Exam 2 Study Guide: Chapters 7-10

  1. Suppose you were to collect data for a pair of variables and want to make a scatter plot. Which variable would you use as the explanatory variable and which as the response variable. Explain your choices. What would you expect to see in the scatter plot. Discuss the likely direction, form, and scatter. Look at problems 7.1-4
  2. Look at a plot of the residual vs the predicted value and tell what it indicates about the appropriateness of the linear model that was fit to the data. Explain more than "good fit" or "bad fit". Two parts. Look at problems 8.3-4
  3. Look at some scatter plots. Identify which plots show little or no association, negative association, linear association, moderately strong association, and very strong association. Then take the given values for the correlation coefficient and match them to the scatter plots. Look at problems 7.5-6 and 7.11-12.
  4. An introduction to the data and then the regression equation, table of coefficients, r-squared, and a residual plot from a regression problem are given. Describe the context of the data. Write a model to predict one of the variables. Explain whether or not a linear model is appropriate. Explain the reliability of the estimates. Find the residual for a given data point. Look at problems 8.8, 22, 26, 31.
  5. A table of coefficients and the analysis of variance table from a regression problem are given. Write a model to predict a variable's value. Interpret the slope for your model. Find the value of r2, compare all the information you have for this problem with the information for the last problem and determine which is a better model and explain why. Find the standard deviation of the response variable. Look at the problems mentioned for the last problem and especially classroom activity 2.
  6. A scatter plot with the regression line drawn on it is given. Each axis is centered about its mean and the tick marks are one standard deviation apart. A rise and run for the regression line are indicated on the graph. Find the standard deviation for the response and predictor variables. Use the graph to determine the slope of the line. Use algebra to find the equation of the best fit line. Use the equation to estimate the response variable for a given value of the predictor variable. Use algebra to find the correlation coefficient (formula is given to you). Look at the notes from class.
  7. Two scatter plots are given, one with an outlier and one without an outlier.

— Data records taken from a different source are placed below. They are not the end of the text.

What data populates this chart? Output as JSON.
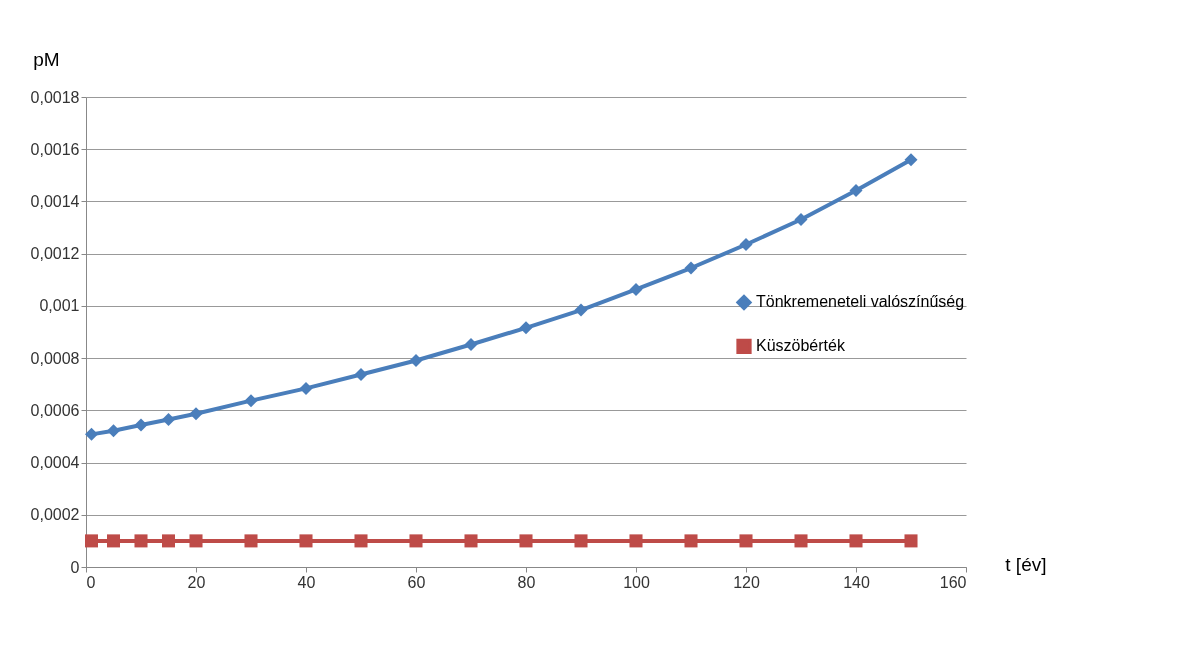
{
  "chart_data": {
    "type": "line",
    "xlabel": "t [év]",
    "ylabel": "pM",
    "x": [
      1,
      5,
      10,
      15,
      20,
      30,
      40,
      50,
      60,
      70,
      80,
      90,
      100,
      110,
      120,
      130,
      140,
      150
    ],
    "series": [
      {
        "name": "Tönkremeneteli valószínűség",
        "color": "#4a7ebb",
        "marker": "diamond",
        "values": [
          0.000508,
          0.000522,
          0.000544,
          0.000565,
          0.000587,
          0.000637,
          0.000684,
          0.000737,
          0.000791,
          0.000852,
          0.000916,
          0.000984,
          0.001063,
          0.001145,
          0.001235,
          0.001331,
          0.001442,
          0.00156
        ]
      },
      {
        "name": "Küszöbérték",
        "color": "#be4b48",
        "marker": "square",
        "values": [
          0.0001,
          0.0001,
          0.0001,
          0.0001,
          0.0001,
          0.0001,
          0.0001,
          0.0001,
          0.0001,
          0.0001,
          0.0001,
          0.0001,
          0.0001,
          0.0001,
          0.0001,
          0.0001,
          0.0001,
          0.0001
        ]
      }
    ],
    "xlim": [
      0,
      160
    ],
    "xticks": [
      0,
      20,
      40,
      60,
      80,
      100,
      120,
      140,
      160
    ],
    "ylim": [
      0,
      0.0018
    ],
    "yticks": [
      {
        "value": 0,
        "label": "0"
      },
      {
        "value": 0.0002,
        "label": "0,0002"
      },
      {
        "value": 0.0004,
        "label": "0,0004"
      },
      {
        "value": 0.0006,
        "label": "0,0006"
      },
      {
        "value": 0.0008,
        "label": "0,0008"
      },
      {
        "value": 0.001,
        "label": "0,001"
      },
      {
        "value": 0.0012,
        "label": "0,0012"
      },
      {
        "value": 0.0014,
        "label": "0,0014"
      },
      {
        "value": 0.0016,
        "label": "0,0016"
      },
      {
        "value": 0.0018,
        "label": "0,0018"
      }
    ],
    "grid": "y",
    "legend": "right",
    "line_style": "solid"
  }
}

The normal probability plots for the two models are also given as well as the regression equations and the value of r-squared. Compare the information given and decide which model would be better to use. Justify your answer. Look at problems 9.11-12
  8. Look at a scatter plot. Determine if the correlation would be strengthened or weakened if the outlier was removed. Is there a reasonable justification for removing the outlier? Explain. Look at problems 9.15-16
  9. A scatter plot is shown. Circle the outliers and put an X through the points that have high leverage. The plot also indicates two subsets of data. Draw and label three regression lines, one for all of the data and one for each subset. Decide whether or not the data should be subsetted. Explain your reasoning. Read the section on subsets in chapter 9.
  10. Six scatter plots and regression equations are generated for a set of data, one for each power in the ladder of powers. Determine which model is the best model. The regression equation is given as a power, you should write it mathematically on your test (for example, the 1/2 power is the square root and the 0 power means log [for the ladder]). Use the best model to predict a value, this will require that you know how to solve for the response variable and undo the transformation. Look at problems 10.4-8, 13-19

Notes

Points per problem

# 1 2 3 4 5 6 7 8 9 10 Total
Pts 8 8 13 14 12 14 7 8 8 8 100